The research paper is due for peer review on 4/25; you hand over the final version in class on 4/27. This paper is more involved; it is 10 pages in length (no less, and no more than 15!) and it builds on 5 references: sources you find on your own. (Of course, Gwen and I will help). The paper expands with independent research on the thoughts you developed in one of your short essays . It addresses the general theme of this class; it is thoughtful and carefully argued; it discusses the sources in a meaningful way, and it invites the reader to think along with you. You should begin to think about the research paper immediately after Spring break: play around with topics and research questions, go to the library to find your sources, talk to us about what would be a good research question in the framework of this class. While I will remind you to get your act together, you are pretty much on your own in pacing this project. DO NOT POSTPONE IT UNTIL THE LAST WEEK!

First drafts of essays will be peer edited in class and are due 2/9 and 3/8, 4/13, 4/25. It is your responsibility towards your classmates to bring the draft to class on these dates; it will affect your grade if you don't.

Each paper is 20% of your grade; peer review 10%, class participation 10%



Policies and rules of conduct

We expect that you take an active role in class proceedings, and that you help us shape the classroom into a positive and encouraging learning environment where respect rules. You participate in shaping class "content" - you should be ready at all times to make quality contributions to our conversations in class, and be prepared in such a way that you can lead a class discussion at any time. It also means that you take responsibility for "process" - that is, you are an active participant from the moment you enter the classroom; your arguments are thoughtful and to the point; you engage with others' point of view. This class is a collaborative project: we value your suggestions and welcome your comments; we will include you in some of our decisions regarding reading materials. Finally, we expect that all interactions, including peer review and comments on others' work, will be conducted in a spirit of constructive collaboration and mutual respect. You may expect the same from us: engagement and respect, constructive criticism, prompt return of papers, a thoughtful attitude towards course content and class proceedings, and a responsive ear towards your questions and concerns.

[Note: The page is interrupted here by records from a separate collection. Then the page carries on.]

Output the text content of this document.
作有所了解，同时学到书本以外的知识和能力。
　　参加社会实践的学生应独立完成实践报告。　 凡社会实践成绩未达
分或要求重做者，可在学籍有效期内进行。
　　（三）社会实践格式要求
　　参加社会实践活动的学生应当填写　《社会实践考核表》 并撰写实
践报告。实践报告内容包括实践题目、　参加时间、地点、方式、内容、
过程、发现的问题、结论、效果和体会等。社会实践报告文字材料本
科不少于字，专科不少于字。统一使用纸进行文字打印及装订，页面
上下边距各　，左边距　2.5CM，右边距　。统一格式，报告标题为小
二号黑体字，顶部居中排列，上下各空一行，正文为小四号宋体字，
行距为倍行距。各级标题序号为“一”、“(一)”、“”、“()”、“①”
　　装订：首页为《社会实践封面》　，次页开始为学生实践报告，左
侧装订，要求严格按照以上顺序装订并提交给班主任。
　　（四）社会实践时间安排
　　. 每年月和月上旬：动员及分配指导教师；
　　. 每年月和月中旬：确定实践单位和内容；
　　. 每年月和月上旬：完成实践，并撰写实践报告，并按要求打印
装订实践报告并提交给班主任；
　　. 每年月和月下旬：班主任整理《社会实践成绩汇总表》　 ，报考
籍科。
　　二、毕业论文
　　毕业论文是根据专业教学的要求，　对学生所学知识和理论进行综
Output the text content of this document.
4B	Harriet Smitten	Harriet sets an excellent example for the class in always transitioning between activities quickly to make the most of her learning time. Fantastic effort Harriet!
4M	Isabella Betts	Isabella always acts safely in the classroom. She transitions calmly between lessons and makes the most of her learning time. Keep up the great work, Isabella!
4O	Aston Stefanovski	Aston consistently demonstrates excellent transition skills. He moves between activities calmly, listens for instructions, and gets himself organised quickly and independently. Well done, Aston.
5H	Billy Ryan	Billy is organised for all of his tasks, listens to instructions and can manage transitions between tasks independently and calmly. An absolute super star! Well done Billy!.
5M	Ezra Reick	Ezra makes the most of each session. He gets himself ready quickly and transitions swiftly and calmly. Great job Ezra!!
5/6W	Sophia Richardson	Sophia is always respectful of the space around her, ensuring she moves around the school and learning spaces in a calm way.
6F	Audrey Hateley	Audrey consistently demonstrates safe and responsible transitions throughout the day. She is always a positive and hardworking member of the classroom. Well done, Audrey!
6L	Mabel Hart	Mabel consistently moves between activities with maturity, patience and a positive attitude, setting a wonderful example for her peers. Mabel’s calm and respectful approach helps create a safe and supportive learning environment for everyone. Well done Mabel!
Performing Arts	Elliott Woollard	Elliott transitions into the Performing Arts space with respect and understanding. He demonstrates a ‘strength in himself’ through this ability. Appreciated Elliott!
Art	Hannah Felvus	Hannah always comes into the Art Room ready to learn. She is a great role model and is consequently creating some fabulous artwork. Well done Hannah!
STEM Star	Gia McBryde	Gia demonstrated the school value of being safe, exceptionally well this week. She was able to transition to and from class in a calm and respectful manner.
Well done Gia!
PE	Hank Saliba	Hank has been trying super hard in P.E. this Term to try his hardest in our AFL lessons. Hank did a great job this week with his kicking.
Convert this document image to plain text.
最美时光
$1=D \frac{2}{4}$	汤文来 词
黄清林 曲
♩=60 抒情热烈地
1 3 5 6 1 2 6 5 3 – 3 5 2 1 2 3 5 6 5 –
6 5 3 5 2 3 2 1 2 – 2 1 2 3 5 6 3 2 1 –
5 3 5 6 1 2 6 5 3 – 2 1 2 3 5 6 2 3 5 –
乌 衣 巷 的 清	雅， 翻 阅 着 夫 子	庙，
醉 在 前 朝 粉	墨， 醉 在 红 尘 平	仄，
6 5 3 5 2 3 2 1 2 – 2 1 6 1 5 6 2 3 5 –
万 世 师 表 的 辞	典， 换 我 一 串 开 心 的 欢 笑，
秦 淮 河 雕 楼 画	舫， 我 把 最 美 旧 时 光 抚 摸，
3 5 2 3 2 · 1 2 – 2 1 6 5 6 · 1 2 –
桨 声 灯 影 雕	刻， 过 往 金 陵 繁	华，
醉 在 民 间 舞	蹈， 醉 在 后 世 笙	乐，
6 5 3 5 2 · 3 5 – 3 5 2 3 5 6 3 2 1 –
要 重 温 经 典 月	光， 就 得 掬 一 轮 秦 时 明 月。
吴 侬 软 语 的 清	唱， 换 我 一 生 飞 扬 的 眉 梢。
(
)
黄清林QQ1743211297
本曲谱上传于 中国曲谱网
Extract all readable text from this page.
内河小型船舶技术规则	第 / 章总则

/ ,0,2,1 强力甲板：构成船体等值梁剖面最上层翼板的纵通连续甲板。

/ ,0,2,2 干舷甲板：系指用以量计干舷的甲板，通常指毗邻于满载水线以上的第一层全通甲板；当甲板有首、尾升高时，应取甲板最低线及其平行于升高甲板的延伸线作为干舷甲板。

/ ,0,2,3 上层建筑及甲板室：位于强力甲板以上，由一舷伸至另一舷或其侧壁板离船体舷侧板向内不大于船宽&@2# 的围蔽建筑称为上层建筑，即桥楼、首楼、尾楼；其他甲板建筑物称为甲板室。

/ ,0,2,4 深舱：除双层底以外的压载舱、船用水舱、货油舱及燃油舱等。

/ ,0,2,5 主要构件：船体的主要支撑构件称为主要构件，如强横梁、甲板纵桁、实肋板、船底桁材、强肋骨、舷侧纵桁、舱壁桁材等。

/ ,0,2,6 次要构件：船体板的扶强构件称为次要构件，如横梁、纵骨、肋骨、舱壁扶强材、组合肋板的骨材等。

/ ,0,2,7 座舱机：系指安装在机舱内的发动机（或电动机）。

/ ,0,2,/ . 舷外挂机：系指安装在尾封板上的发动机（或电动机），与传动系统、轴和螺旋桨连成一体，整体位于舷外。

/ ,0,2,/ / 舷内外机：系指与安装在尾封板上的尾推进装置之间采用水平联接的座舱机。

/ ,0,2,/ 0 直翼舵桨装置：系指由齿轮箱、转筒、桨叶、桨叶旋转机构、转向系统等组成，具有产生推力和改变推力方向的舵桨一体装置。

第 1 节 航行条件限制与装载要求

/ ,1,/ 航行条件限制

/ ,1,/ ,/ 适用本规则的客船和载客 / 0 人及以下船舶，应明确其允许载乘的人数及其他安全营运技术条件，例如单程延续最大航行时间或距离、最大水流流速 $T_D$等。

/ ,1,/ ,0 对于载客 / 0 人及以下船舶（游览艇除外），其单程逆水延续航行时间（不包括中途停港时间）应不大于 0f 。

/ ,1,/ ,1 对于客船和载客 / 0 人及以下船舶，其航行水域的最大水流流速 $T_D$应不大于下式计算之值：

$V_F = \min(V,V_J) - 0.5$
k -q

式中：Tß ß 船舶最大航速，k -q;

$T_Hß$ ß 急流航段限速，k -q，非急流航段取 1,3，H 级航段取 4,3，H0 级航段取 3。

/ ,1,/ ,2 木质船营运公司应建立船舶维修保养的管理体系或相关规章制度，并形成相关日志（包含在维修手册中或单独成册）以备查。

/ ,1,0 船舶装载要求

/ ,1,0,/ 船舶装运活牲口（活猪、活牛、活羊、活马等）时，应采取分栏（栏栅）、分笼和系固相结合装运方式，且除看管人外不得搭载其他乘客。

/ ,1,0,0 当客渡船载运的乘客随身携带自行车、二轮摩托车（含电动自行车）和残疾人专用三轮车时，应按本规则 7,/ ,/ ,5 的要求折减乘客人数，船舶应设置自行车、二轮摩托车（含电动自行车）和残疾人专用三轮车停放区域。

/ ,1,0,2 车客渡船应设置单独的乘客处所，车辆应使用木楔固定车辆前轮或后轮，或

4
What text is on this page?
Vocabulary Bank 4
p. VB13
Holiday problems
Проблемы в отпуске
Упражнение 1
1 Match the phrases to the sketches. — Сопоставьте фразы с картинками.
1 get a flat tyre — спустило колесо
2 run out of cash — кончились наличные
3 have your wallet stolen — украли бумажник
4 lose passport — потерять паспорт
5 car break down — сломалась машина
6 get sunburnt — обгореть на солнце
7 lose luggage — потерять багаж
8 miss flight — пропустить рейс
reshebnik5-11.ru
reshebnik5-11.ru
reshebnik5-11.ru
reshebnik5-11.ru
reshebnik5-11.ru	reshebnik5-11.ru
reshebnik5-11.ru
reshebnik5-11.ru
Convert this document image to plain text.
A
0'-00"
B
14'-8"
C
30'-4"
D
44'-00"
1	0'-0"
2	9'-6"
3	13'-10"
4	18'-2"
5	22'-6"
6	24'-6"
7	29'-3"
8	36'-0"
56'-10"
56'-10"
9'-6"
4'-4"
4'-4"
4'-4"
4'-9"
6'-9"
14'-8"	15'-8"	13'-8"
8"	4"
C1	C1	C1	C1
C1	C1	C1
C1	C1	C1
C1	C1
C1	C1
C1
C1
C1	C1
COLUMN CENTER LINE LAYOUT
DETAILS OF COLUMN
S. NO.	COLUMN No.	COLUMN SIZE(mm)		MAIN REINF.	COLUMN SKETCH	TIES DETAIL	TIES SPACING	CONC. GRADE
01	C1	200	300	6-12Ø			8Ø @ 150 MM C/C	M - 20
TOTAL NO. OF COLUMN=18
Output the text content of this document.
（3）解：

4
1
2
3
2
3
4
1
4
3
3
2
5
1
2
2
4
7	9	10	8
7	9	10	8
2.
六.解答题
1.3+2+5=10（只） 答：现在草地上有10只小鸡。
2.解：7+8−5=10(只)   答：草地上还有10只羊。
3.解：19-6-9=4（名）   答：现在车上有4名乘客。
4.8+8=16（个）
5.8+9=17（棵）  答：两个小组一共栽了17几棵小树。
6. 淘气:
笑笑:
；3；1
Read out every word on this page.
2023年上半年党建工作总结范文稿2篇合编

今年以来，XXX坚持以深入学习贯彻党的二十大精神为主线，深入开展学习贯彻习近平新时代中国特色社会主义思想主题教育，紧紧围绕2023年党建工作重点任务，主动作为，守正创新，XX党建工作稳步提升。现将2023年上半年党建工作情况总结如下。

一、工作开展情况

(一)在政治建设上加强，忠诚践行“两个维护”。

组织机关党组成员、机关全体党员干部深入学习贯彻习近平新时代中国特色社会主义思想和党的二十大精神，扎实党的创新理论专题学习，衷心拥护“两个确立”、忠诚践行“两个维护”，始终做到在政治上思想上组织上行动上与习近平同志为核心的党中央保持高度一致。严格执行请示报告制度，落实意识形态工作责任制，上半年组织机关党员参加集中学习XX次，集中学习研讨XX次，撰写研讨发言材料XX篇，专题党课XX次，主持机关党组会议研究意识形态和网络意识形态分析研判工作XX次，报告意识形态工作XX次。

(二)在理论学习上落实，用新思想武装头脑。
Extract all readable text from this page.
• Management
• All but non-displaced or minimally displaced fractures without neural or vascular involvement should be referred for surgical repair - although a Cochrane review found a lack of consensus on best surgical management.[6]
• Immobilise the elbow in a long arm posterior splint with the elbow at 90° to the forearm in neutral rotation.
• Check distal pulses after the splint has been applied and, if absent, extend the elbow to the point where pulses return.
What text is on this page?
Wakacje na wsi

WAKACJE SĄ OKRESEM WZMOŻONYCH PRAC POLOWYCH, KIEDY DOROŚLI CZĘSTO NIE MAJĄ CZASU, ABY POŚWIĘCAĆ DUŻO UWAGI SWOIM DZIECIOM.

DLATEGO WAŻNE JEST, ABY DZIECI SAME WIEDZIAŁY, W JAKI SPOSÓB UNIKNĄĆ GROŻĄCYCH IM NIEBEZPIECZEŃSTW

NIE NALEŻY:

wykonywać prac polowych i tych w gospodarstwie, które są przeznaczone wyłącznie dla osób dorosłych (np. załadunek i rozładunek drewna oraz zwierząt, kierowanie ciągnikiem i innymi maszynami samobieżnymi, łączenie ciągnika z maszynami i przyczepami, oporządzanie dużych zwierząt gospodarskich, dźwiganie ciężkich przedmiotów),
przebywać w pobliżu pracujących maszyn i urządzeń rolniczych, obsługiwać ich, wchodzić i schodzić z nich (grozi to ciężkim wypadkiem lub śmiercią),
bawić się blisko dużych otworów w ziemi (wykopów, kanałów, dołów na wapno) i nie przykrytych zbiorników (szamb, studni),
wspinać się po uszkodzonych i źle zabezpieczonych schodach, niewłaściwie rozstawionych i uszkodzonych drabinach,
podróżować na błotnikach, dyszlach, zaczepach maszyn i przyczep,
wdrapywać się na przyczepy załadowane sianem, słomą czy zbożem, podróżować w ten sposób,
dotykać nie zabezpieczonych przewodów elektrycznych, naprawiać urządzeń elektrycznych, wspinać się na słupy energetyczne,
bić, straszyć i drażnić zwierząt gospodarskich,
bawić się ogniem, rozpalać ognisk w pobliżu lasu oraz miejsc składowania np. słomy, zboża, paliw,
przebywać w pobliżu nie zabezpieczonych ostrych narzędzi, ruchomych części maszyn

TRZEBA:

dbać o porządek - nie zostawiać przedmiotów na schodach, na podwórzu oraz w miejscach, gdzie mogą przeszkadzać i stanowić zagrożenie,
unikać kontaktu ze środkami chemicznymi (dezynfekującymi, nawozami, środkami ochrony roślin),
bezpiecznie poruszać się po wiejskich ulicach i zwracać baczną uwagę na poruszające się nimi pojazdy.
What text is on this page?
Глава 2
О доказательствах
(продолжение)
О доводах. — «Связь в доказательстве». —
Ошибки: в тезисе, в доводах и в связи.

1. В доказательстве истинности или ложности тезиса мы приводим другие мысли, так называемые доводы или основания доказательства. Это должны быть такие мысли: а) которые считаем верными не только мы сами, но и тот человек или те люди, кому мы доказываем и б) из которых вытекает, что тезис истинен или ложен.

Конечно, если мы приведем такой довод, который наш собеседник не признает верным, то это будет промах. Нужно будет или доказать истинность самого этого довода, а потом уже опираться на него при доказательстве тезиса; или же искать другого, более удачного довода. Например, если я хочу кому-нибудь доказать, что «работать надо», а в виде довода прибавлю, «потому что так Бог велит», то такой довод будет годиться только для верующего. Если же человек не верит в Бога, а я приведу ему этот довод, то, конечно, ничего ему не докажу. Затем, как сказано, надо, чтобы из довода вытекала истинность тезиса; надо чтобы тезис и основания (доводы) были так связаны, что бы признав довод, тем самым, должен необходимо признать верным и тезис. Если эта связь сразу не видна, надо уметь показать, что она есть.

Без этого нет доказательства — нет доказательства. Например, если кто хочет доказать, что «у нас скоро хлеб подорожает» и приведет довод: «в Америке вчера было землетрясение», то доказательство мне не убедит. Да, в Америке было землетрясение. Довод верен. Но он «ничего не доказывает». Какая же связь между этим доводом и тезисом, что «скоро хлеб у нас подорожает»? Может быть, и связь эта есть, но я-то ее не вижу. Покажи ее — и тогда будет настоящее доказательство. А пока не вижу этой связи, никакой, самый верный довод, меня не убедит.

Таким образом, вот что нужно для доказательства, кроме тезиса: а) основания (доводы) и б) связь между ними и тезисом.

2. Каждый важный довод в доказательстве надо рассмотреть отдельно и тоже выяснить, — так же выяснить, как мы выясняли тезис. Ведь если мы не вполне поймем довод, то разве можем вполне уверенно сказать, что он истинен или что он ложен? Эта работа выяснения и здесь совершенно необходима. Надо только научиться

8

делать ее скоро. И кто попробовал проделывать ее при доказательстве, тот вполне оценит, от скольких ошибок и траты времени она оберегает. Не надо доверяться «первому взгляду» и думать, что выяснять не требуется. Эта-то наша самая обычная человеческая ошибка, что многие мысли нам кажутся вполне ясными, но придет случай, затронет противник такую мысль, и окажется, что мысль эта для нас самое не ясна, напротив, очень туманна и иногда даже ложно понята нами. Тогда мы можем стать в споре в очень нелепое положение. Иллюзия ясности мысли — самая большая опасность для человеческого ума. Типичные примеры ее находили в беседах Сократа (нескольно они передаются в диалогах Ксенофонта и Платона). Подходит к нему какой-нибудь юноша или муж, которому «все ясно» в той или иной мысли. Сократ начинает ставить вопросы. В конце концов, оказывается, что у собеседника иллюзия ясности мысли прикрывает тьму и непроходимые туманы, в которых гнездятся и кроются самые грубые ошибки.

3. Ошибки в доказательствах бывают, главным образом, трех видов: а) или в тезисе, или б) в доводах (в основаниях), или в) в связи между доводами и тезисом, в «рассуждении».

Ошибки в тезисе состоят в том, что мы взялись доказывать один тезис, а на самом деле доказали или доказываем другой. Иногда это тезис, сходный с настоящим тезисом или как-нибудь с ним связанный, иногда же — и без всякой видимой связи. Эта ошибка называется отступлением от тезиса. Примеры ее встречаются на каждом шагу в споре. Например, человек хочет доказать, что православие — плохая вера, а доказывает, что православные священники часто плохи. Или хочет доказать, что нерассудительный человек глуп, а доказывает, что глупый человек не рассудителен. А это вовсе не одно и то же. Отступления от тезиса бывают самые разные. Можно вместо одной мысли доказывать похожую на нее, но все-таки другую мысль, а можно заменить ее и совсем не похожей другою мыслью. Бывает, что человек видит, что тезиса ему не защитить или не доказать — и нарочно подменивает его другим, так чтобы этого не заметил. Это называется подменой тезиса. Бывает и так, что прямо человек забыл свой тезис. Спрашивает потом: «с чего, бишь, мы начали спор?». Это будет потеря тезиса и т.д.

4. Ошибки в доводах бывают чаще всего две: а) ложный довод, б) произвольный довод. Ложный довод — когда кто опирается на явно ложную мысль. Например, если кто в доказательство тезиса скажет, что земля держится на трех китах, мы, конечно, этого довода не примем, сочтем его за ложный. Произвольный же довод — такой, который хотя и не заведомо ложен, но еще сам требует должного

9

All work adheres to the honors code. Attendance is mandatory.



Course Texts


Required:
Azar Nafisi Reading Lolita in Tehran
Virginia Woolf A Room of One's Own
Recommended:
Diana Hacker A Writer's Reference
Corrigan A short guide to writing about film
Optional:
Juska Bare
Eaves A Round-Heeled Woman

Take notes when you read a text or watch a movie; organize your comments around the ways in which gender is portrayed, and pay attention to the ways in which its representation is enabling, constraining, problematic, or ok. You should at all times be prepared to bring one or two passages of the movie or the assigned text to our collective attention; you should also be ready to explain why these passages are noteworthy.



The Writing Center

 

The Writing Center, located in TG 106 (ext 72177) is staffed by tutors who are trained to help you clean up your writing. Beginning the second week of the semester WC hours are Sunday through Thursday 7:00 to 10:00 PM.